Amazon has announced that it helped mobilise $1 billion to protect the world’s tropical rainforests. Together with the governments of Norway, the United Kingdom, and the United States, as well as other leading companies, Amazon is accelerating climate action by committing upfront to purchase verified emissions reductions from countries committed to tackling one of the world’s most critical issues: reducing tropical deforestation.
This effort is made possible through the Lowering Emissions by Accelerating Forest finance (LEAF) Coalition. LEAF is an ambitious public-private initiative designed to help protect tropical forests—which benefit billions of people around the world—and to support sustainable development.
Amazon made the announcement during the World Leaders Summit, as part of the United Nations Climate Change Conference (COP 26). Just six months after it was launched at the Leaders’ Summit on Climate, the LEAF Coalition is now one of the largest-ever public-private efforts to protect tropical forests.
The LEAF Coalition also announced that Costa Rica, Ecuador, Ghana, Nepal, and Vietnam will sign the first letters of intent to supply emission reduction purchases to the LEAF government and corporate participants. To date, 23 jurisdictions (countries, states, or provinces) have submitted eligible proposals to the LEAF Coalition. These proposals collectively amount to several times LEAF’s initial goal of 100 million metric tons of emissions reductions, the equivalent to taking 22 million cars off the road for one year.
How does LEAF work?
The LEAF Coalition focuses on three areas to help reduce carbon emissions and protect tropical rainforests. First, it helps buyers of emission reduction credits—companies like Amazon and the governments of Norway, the UK, and the U.S.—commit upfront to purchase verified emissions reductions and mobilise funds.
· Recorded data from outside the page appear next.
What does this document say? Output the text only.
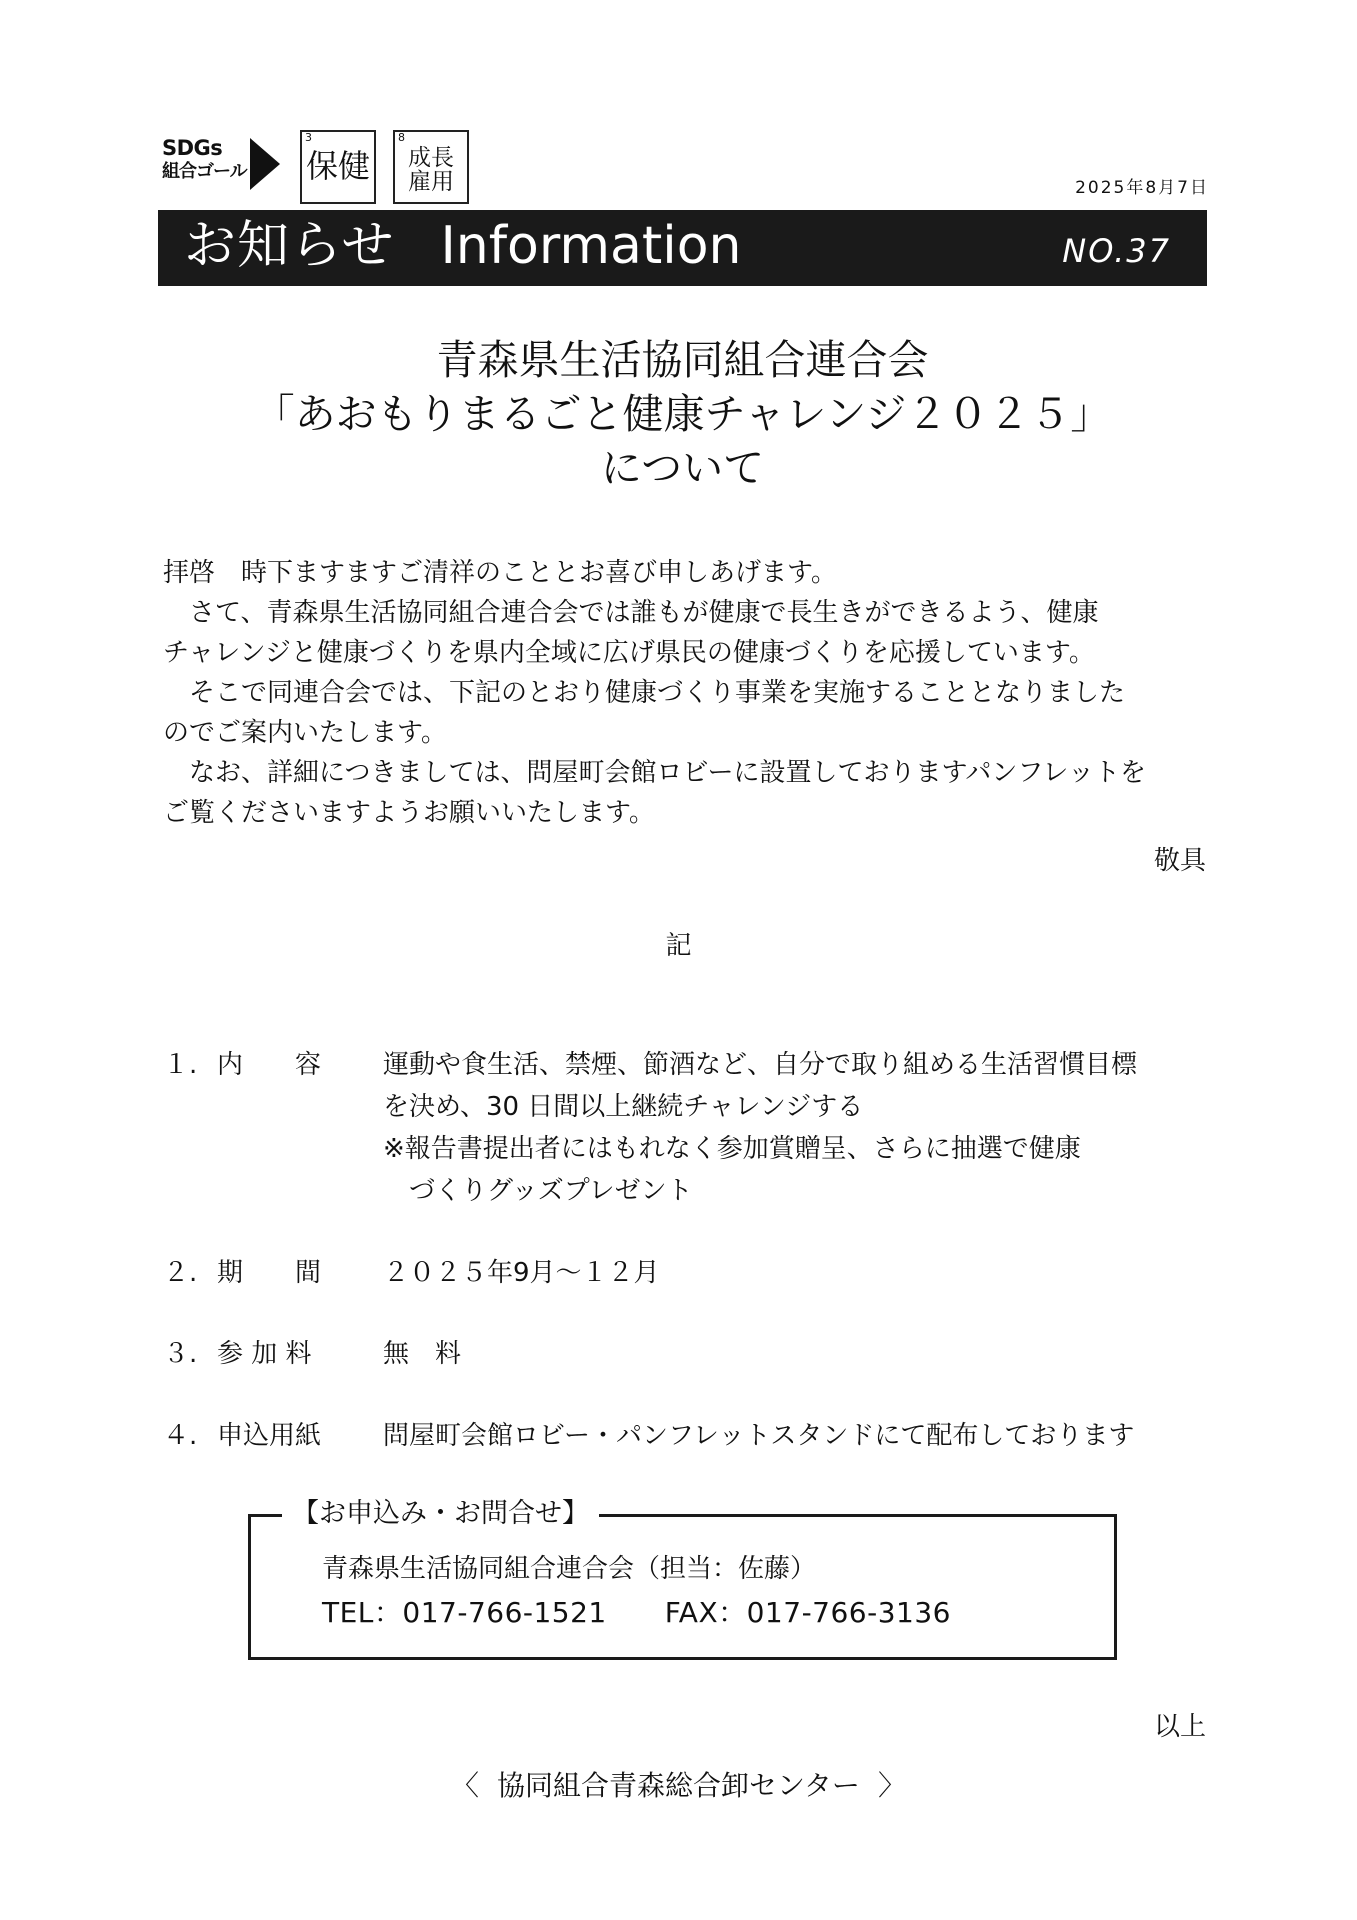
SDGs
組合ゴール
3
保健
8
成長
雇用	2025年8月7日
お知らせ Information	NO.37
青森県生活協同組合連合会
「あおもりまるごと健康チャレンジ２０２５」
について

拝啓　時下ますますご清祥のこととお喜び申しあげます。

さて、青森県生活協同組合連合会では誰もが健康で長生きができるよう、健康

チャレンジと健康づくりを県内全域に広げ県民の健康づくりを応援しています。

そこで同連合会では、下記のとおり健康づくり事業を実施することとなりました

のでご案内いたします。

なお、詳細につきましては、問屋町会館ロビーに設置しておりますパンフレットを

ご覧くださいますようお願いいたします。

敬具
記
１. 内　　容	運動や食生活、禁煙、節酒など、自分で取り組める生活習慣目標

を決め、30 日間以上継続チャレンジする

※報告書提出者にはもれなく参加賞贈呈、さらに抽選で健康

づくりグッズプレゼント

２. 期　　間	２０２５年9月～１２月
３. 参 加 料	無　料
４. 申込用紙	問屋町会館ロビー・パンフレットスタンドにて配布しております
【お申込み・お問合せ】
青森県生活協同組合連合会（担当：佐藤）
TEL：017-766-1521 FAX：017-766-3136
以上
〈 協同組合青森総合卸センター 〉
Second, the coalition helps governments in tropical forested regions reduce emissions across their jurisdictions, adhering to a rigorous carbon crediting standard, including safeguards for Indigenous populations and local communities. Lastly, payments are transacted upon delivery of verified credits, also known as results-based payments.
As a co-founder of The Climate Pledge -a commitment by companies and organisations to reach the goals of the Paris Agreement 10 years early- Amazon knows that addressing the global crisis of climate change will require taking bold measures. Amazon'swork over the past six months with world governments and leading businesses cements the company's commitment to climate initiatives and its understanding of its role and responsibility in this space as one of the largest companies in the world.